Health Data Sources
Core Service: Your GP Record
For most people in the UK, the GP record is the closest thing to a lifelong health record. It contains not just your GP consultations, but information that flows back from across the healthcare system - referral letters, hospital discharge summaries, specialist correspondence, test results, prescriptions, immunisations, and screening results. For a generally healthy person, the GP record captures the majority of meaningful health encounters.
Retrieving and organising your GP record (NHS or private) is the core of what I do. I submit a Subject Access Request on your behalf (or guide you through submitting your own) and transform the result into a structured, searchable, AI-ready health record. GP SARs often include scanned images of older handwritten clinical notes (historically kept in “Lloyd George” paper envelopes). I transcribe these using AI so the content becomes searchable alongside the rest of your record. These transcriptions are performed on a reasonable-endeavours basis - original images are retained alongside transcriptions for verification.
Your Own Data (Organised Alongside the GP Record)
If you have health data from other sources, you’re welcome to share it - and I will securely organise it alongside your GP record. You do not need to submit SARs for these - you provide the data directly. You may also integrate your own extra data into what I send you afterwards - it’s your choice.
Private healthcare
- Private GP and specialist consultation records
- Private hospital records (Bupa, Nuffield Health, Spire Healthcare, etc.)
- Executive health assessments and health MOT results
- Private diagnostic test results (Randox Health, Medichecks, Thriva, Bluecrest Wellness, etc.)
Wearables and fitness trackers
- Fitbit, Apple Watch, Garmin, Samsung Galaxy Watch, Whoop, Oura Ring, Polar
- Continuous glucose monitors (Dexcom, Freestyle Libre), blood pressure monitors, smart scales
- Fitness platforms (Peloton, Strava, Zwift)
Personal health tracking
- Symptom tracking (pain logs, migraine logs, chronic condition tracking)
- Condition-specific logs (blood glucose, blood pressure, peak flow, seizure logs)
- Women’s health apps (Clue, Flo, Natural Cycles - cycle tracking, fertility, pregnancy, menopause)

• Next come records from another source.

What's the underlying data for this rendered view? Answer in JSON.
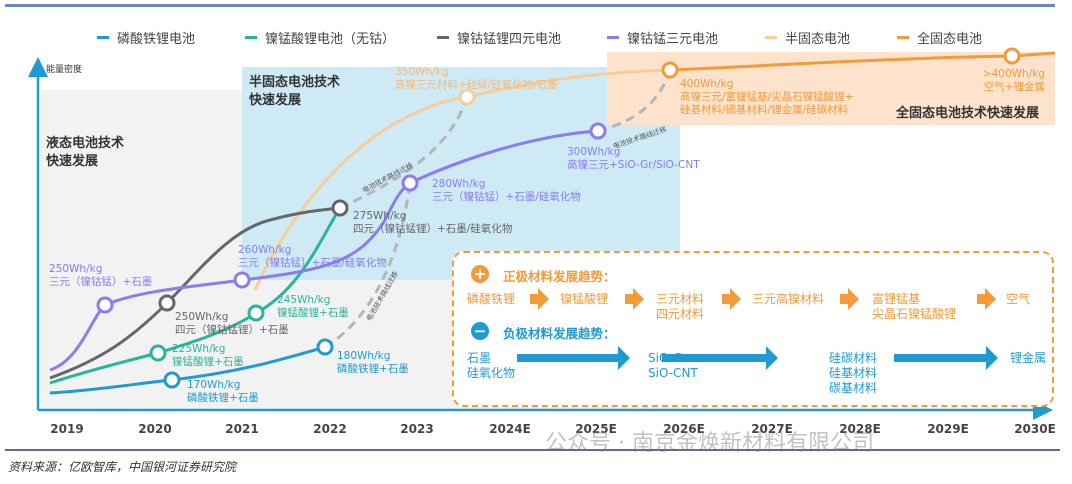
{
  "legend": [
    {
      "label": "磷酸铁锂电池",
      "color": "#1f9bd1"
    },
    {
      "label": "镍锰酸锂电池（无钴）",
      "color": "#2bb39b"
    },
    {
      "label": "镍钴锰锂四元电池",
      "color": "#666666"
    },
    {
      "label": "镍钴锰三元电池",
      "color": "#8b7cf0"
    },
    {
      "label": "半固态电池",
      "color": "#f9cd9a"
    },
    {
      "label": "全固态电池",
      "color": "#f39a3a"
    }
  ],
  "y_axis_label": "能量密度",
  "x_axis_years": [
    "2019",
    "2020",
    "2021",
    "2022",
    "2023",
    "2024E",
    "2025E",
    "2026E",
    "2027E",
    "2028E",
    "2029E",
    "2030E"
  ],
  "regions": {
    "liquid": "液态电池技术\n快速发展",
    "semi_solid": "半固态电池技术\n快速发展",
    "all_solid": "全固态电池技术快速发展"
  },
  "migration_label": "电池技术路线迁移",
  "nodes": [
    {
      "value": "250Wh/kg",
      "desc": "三元（镍钴锰）+石墨",
      "series": "ternary"
    },
    {
      "value": "250Wh/kg",
      "desc": "四元（镍钴锰锂）+石墨",
      "series": "quaternary"
    },
    {
      "value": "225Wh/kg",
      "desc": "镍锰酸锂+石墨",
      "series": "lmfp"
    },
    {
      "value": "170Wh/kg",
      "desc": "磷酸铁锂+石墨",
      "series": "lfp"
    },
    {
      "value": "260Wh/kg",
      "desc": "三元（镍钴锰）+石墨/硅氧化物",
      "series": "ternary"
    },
    {
      "value": "245Wh/kg",
      "desc": "镍锰酸锂+石墨",
      "series": "lmfp"
    },
    {
      "value": "275Wh/kg",
      "desc": "四元（镍钴锰锂）+石墨/硅氧化物",
      "series": "quaternary"
    },
    {
      "value": "180Wh/kg",
      "desc": "磷酸铁锂+石墨",
      "series": "lfp"
    },
    {
      "value": "280Wh/kg",
      "desc": "三元（镍钴锰）+石墨/硅氧化物",
      "series": "ternary"
    },
    {
      "value": "350Wh/kg",
      "desc": "高镍三元材料+硅碳/硅氧化物/石墨",
      "series": "semi"
    },
    {
      "value": "300Wh/kg",
      "desc": "高镍三元+SiO-Gr/SiO-CNT",
      "series": "ternary"
    },
    {
      "value": "400Wh/kg",
      "desc": "高镍三元/富锂锰基/尖晶石镍锰酸锂+\n硅基材料/碳基材料/锂金属/硅碳材料",
      "series": "solid"
    },
    {
      "value": ">400Wh/kg",
      "desc": "空气+锂金属",
      "series": "solid"
    }
  ],
  "cathode": {
    "title": "正极材料发展趋势：",
    "steps": [
      "磷酸铁锂",
      "镍锰酸锂",
      "三元材料\n四元材料",
      "三元高镍材料",
      "富锂锰基\n尖晶石镍锰酸锂",
      "空气"
    ]
  },
  "anode": {
    "title": "负极材料发展趋势：",
    "steps": [
      "石墨\n硅氧化物",
      "SiO-Gr\nSiO-CNT",
      "硅碳材料\n硅基材料\n碳基材料",
      "锂金属"
    ]
  },
  "watermark": "公众号 · 南京金焕新材料有限公司",
  "source": "资料来源：亿欧智库，中国银河证券研究院"
}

- Mental health apps (mood tracking, depression/anxiety screening scores, therapy notes)
- Sleep data (wearable sleep tracking, CPAP machine data, sleep journals)
Nutrition, diet and exercise
- Food tracking apps (MyFitnessPal, Cronometer, Noom)
- Dietitian or nutritionist notes and meal plans
- Workout logs, personal trainer notes, body composition data
Genetic testing
I cannot process raw genetic sequence files, but I can organise the summary reports from these services.
- Consumer testing (23andMe, AncestryDNA, Living DNA)
- Health-focused testing (Nutrigenomix, DNAfit)
- Clinical genetics (NHS genetics referrals, genetic counselling notes, carrier screening, pharmacogenomic reports)
Other
- Dental and optometry records (private)
- Audiology (hearing tests, tinnitus assessments, hearing aid records)
- Family medical history
- Reproductive health records (contraception, fertility, pregnancy, menopause)
- Vaccination records (travel clinic, occupational health)
You decide which data sources to include. Not all of this list will be relevant or available to you. If you have health-related data not listed here, I can likely organise it - the key requirement is that it is in a digital format. If you have paper records, you will need to scan them yourself or use a scanning service before I can process them.
Note: I process digital formats (PDFs, text files, CSVs…). I cannot process medical images (X-rays, MRI scans, etc.) yet, but can organise the written reports that accompany them.